Pare and core apples; cover them with water, but put them as close as possible, that they may take but little: add a little pounded cinnamon and a clove; to every dozen apples two spoonfuls of rosewater, and a little lemonpeel finely shred. Sweeten and cool before you make it into puffs.
Pippin Tarts.
Pare thin two Seville or China oranges; boil the peel tender, and shred it fine. Pare and core twenty apples; put them in a stewpan, and as little water as possible; when half done, add half a pound of sugar, the orangepeel and juice: boil till pretty thick. When cold, put it in a shallow dish, or pattypans lined with paste, to turn out, and be eaten cold.
Apple Marmalade.
Scald apples till they will pulp from the core; then take an equal weight of sugar in large lumps, just dip them in water, and boiling it till it can be well skimmed, and is a thick syrup; put to it the pulp, and simmer it on a quick fire a quarter of an hour.

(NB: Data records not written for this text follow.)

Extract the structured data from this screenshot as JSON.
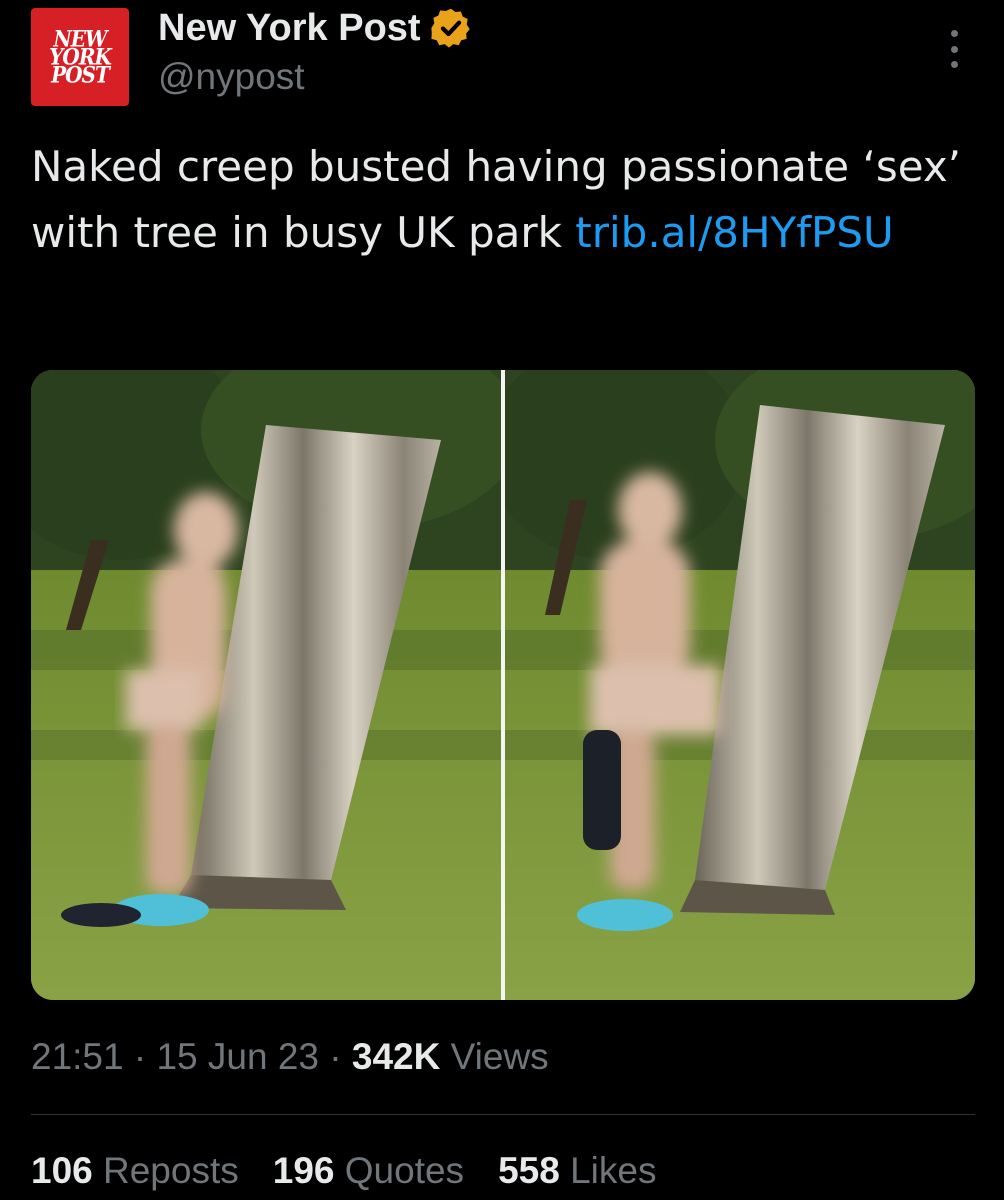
{
  "author": {
    "display_name": "New York Post",
    "handle": "@nypost",
    "avatar_logo_lines": [
      "NEW",
      "YORK",
      "POST"
    ],
    "verified_color": "#e8a31b",
    "avatar_color": "#d71f26"
  },
  "tweet": {
    "text": "Naked creep busted having passionate ‘sex’ with tree in busy UK park ",
    "link_text": "trib.al/8HYfPSU",
    "link_color": "#1d9bf0"
  },
  "media": {
    "photo_count": 2
  },
  "meta": {
    "time": "21:51",
    "sep1": " · ",
    "date": "15 Jun 23",
    "sep2": " · ",
    "views_count": "342K",
    "views_label": " Views"
  },
  "stats": {
    "reposts_count": "106",
    "reposts_label": " Reposts",
    "quotes_count": "196",
    "quotes_label": " Quotes",
    "likes_count": "558",
    "likes_label": " Likes"
  },
  "icons": {
    "verified": "verified-badge-icon",
    "more": "more-options-icon"
  }
}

Keep it in small pots, covered with paper dipped in brandy.
Codlins to scald.
Wrap each in a vine leaf, and pack them close in a nice saucepan; and, when full, pour as much water as will cover them. Set it over a gentle fire, and let them simmer slowly till done enough to take the thin skin off when cold. Place them in a dish, with or without milk, cream, or custard; if the latter, there should be no ratafia. Dust fine sugar over the apples.
Different ways of dressing Cranberries.
For pies and puddings, with a good deal of sugar.